Gastric epithelial normal and cancer cell lines utilise cytonemes to transport Wnt3 intercellularly.

(A) Confocal images of normal gastric epithelial cell line (HFE-145) and gastric cancer (GC) cell lines (MKN-28, MKN-7, and AGS) expressing LifeAct-GFP to visualise actin-based structures. Yellow arrows indicate examples of filopodia. (B) Quantification of filopodia length in GC cell lines MKN-28, MKN-7, and AGS (n=7, 8, 25; n=number of cells). Significance is calculated by Student’s t-test. (C) Immunofluorescent images of HFE, MKN-28, MKN-7, and AGS, stained with antibodies against Wnt3 (green) and actin (Phalloidin-iFluor594, red). Scale bar 10 µm. High-magnification images indicate an example of a Wnt3-bearing cytonemes. Scale bar 2.5 µm. (D) Quantification of Wnt3-positive filopodia in gastric epithelial (HFE-145) and cancer (AGS) cells as a percentage of total filopodia (number of cells analysed = 6, 8, 6). Significance is calculated by Student’s t-test. (E) Immunohistochemistry (IHC) images of AGS cells overexpressing Wnt3 and stained with an antibody against Wnt3 (green) and actin (iFluor594, red). Scale bar 10µm. High-magnification images highlight cytonemes.

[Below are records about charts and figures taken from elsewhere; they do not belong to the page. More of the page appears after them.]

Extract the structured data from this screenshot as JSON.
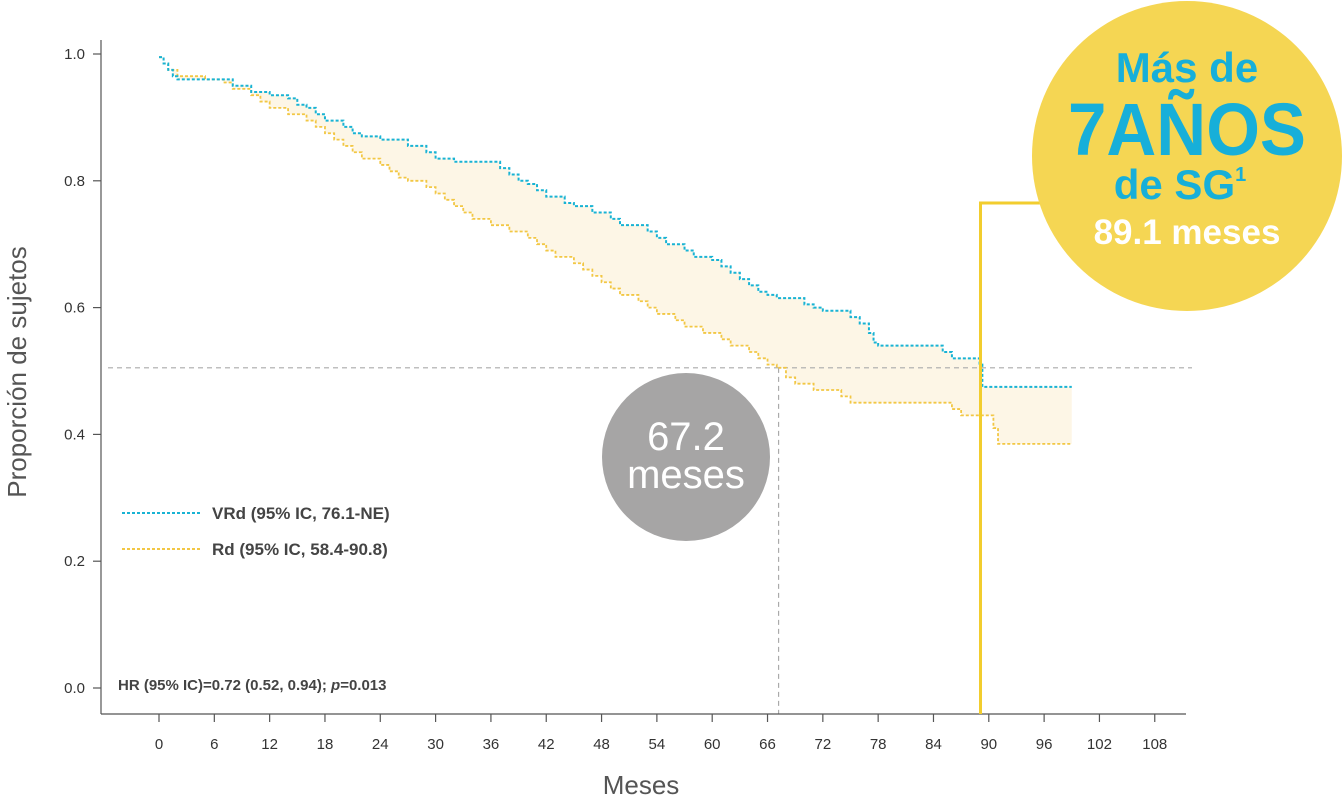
{
  "colors": {
    "vrd": "#18b3d4",
    "rd": "#f2c744",
    "band": "#fdf6e6",
    "median_line": "#aaaaaa",
    "yellow_bracket": "#f2cd2e",
    "grey_bubble": "#a6a5a5",
    "yellow_bubble": "#f5d653",
    "callout_text": "#17afd9",
    "axis": "#555555"
  },
  "chart_data": {
    "type": "line",
    "title": "",
    "xlabel": "Meses",
    "ylabel": "Proporción de sujetos",
    "xlim": [
      -5,
      110
    ],
    "ylim": [
      -0.04,
      1.04
    ],
    "xticks": [
      0,
      6,
      12,
      18,
      24,
      30,
      36,
      42,
      48,
      54,
      60,
      66,
      72,
      78,
      84,
      90,
      96,
      102,
      108
    ],
    "xtick_labels": [
      "0",
      "6",
      "12",
      "18",
      "24",
      "30",
      "36",
      "42",
      "48",
      "54",
      "60",
      "66",
      "72",
      "78",
      "84",
      "90",
      "96",
      "102",
      "108"
    ],
    "yticks": [
      0.0,
      0.2,
      0.4,
      0.6,
      0.8,
      1.0
    ],
    "ytick_labels": [
      "0.0",
      "0.2",
      "0.4",
      "0.6",
      "0.8",
      "1.0"
    ],
    "legend_position": "middle-left",
    "series": [
      {
        "name": "VRd",
        "legend_label": "VRd (95% IC, 76.1-NE)",
        "line_style": "dotted",
        "points": [
          [
            0,
            0.995
          ],
          [
            0.5,
            0.985
          ],
          [
            1,
            0.975
          ],
          [
            1.5,
            0.965
          ],
          [
            2,
            0.96
          ],
          [
            6,
            0.96
          ],
          [
            8,
            0.95
          ],
          [
            10,
            0.94
          ],
          [
            12,
            0.935
          ],
          [
            14,
            0.93
          ],
          [
            15,
            0.92
          ],
          [
            16,
            0.915
          ],
          [
            17,
            0.905
          ],
          [
            18,
            0.895
          ],
          [
            20,
            0.885
          ],
          [
            21,
            0.875
          ],
          [
            22,
            0.87
          ],
          [
            24,
            0.865
          ],
          [
            27,
            0.855
          ],
          [
            29,
            0.845
          ],
          [
            30,
            0.835
          ],
          [
            32,
            0.83
          ],
          [
            36,
            0.83
          ],
          [
            37,
            0.82
          ],
          [
            38,
            0.81
          ],
          [
            39,
            0.8
          ],
          [
            40,
            0.795
          ],
          [
            41,
            0.785
          ],
          [
            42,
            0.775
          ],
          [
            44,
            0.765
          ],
          [
            45,
            0.76
          ],
          [
            47,
            0.75
          ],
          [
            49,
            0.74
          ],
          [
            50,
            0.73
          ],
          [
            53,
            0.72
          ],
          [
            54,
            0.71
          ],
          [
            55,
            0.7
          ],
          [
            57,
            0.69
          ],
          [
            58,
            0.68
          ],
          [
            60,
            0.675
          ],
          [
            61,
            0.665
          ],
          [
            62,
            0.655
          ],
          [
            63,
            0.645
          ],
          [
            64,
            0.635
          ],
          [
            65,
            0.625
          ],
          [
            66,
            0.62
          ],
          [
            67,
            0.615
          ],
          [
            70,
            0.605
          ],
          [
            71,
            0.6
          ],
          [
            72,
            0.595
          ],
          [
            75,
            0.585
          ],
          [
            76,
            0.575
          ],
          [
            77,
            0.56
          ],
          [
            77.5,
            0.545
          ],
          [
            78,
            0.54
          ],
          [
            81,
            0.54
          ],
          [
            85,
            0.53
          ],
          [
            86,
            0.52
          ],
          [
            89,
            0.51
          ],
          [
            89.3,
            0.475
          ],
          [
            99,
            0.475
          ]
        ]
      },
      {
        "name": "Rd",
        "legend_label": "Rd (95% IC, 58.4-90.8)",
        "line_style": "dotted",
        "points": [
          [
            0,
            0.995
          ],
          [
            0.5,
            0.985
          ],
          [
            1,
            0.975
          ],
          [
            2,
            0.965
          ],
          [
            5,
            0.96
          ],
          [
            7,
            0.955
          ],
          [
            8,
            0.945
          ],
          [
            10,
            0.935
          ],
          [
            11,
            0.925
          ],
          [
            12,
            0.915
          ],
          [
            14,
            0.905
          ],
          [
            16,
            0.895
          ],
          [
            17,
            0.885
          ],
          [
            18,
            0.875
          ],
          [
            19,
            0.865
          ],
          [
            20,
            0.855
          ],
          [
            21,
            0.845
          ],
          [
            22,
            0.835
          ],
          [
            24,
            0.825
          ],
          [
            25,
            0.815
          ],
          [
            26,
            0.805
          ],
          [
            27,
            0.8
          ],
          [
            29,
            0.79
          ],
          [
            30,
            0.78
          ],
          [
            31,
            0.77
          ],
          [
            32,
            0.76
          ],
          [
            33,
            0.75
          ],
          [
            34,
            0.74
          ],
          [
            36,
            0.73
          ],
          [
            38,
            0.72
          ],
          [
            40,
            0.71
          ],
          [
            41,
            0.7
          ],
          [
            42,
            0.69
          ],
          [
            43,
            0.68
          ],
          [
            45,
            0.67
          ],
          [
            46,
            0.66
          ],
          [
            47,
            0.65
          ],
          [
            48,
            0.64
          ],
          [
            49,
            0.63
          ],
          [
            50,
            0.62
          ],
          [
            52,
            0.61
          ],
          [
            53,
            0.6
          ],
          [
            54,
            0.59
          ],
          [
            56,
            0.58
          ],
          [
            57,
            0.57
          ],
          [
            59,
            0.56
          ],
          [
            61,
            0.55
          ],
          [
            62,
            0.54
          ],
          [
            64,
            0.53
          ],
          [
            65,
            0.52
          ],
          [
            66,
            0.51
          ],
          [
            67,
            0.505
          ],
          [
            68,
            0.49
          ],
          [
            69,
            0.48
          ],
          [
            71,
            0.47
          ],
          [
            74,
            0.46
          ],
          [
            75,
            0.45
          ],
          [
            78,
            0.45
          ],
          [
            86,
            0.44
          ],
          [
            87,
            0.43
          ],
          [
            90,
            0.43
          ],
          [
            90.5,
            0.41
          ],
          [
            91,
            0.385
          ],
          [
            99,
            0.385
          ]
        ]
      }
    ],
    "annotations": {
      "median_level": 0.505,
      "median_rd_months": 67.2,
      "median_vrd_months": 89.1,
      "hr_text_parts": [
        "HR (95% IC)=0.72 (0.52, 0.94); ",
        "p",
        "=0.013"
      ],
      "rd_median_bubble": {
        "line1": "67.2",
        "line2": "meses"
      },
      "vrd_callout": {
        "line1": "Más de",
        "line2": "7AÑOS",
        "line3": "de SG",
        "line3_sup": "1",
        "line4": "89.1 meses"
      }
    }
  }
}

Scale bar 2.5 µm. (F) IHC images of AGS cells treated with the Porcupine inhibitor IWP2 (100 µM, 48 hr) and stained with an antibody against Wnt3 (green) and actin (iFluor594, red). (G) Live confocal cell imaging of AGS cells expressing Wnt3-mCherry and LifeAct-GFP. Cytoneme-localised Wnt3-mCherry highlighted by yellow arrows. (H–J) IHC images of AGS cells stained with antibodies against (H) Myosin-X (MyoX) and (I) Evi/Wntless (red) and Wnt3 (red) and (J) Evi/Wntless (green Scale bars 10 µm). Phalloidin labels actin (FITC-Phalloidin, green; Phalloidin-iFluor350, blue).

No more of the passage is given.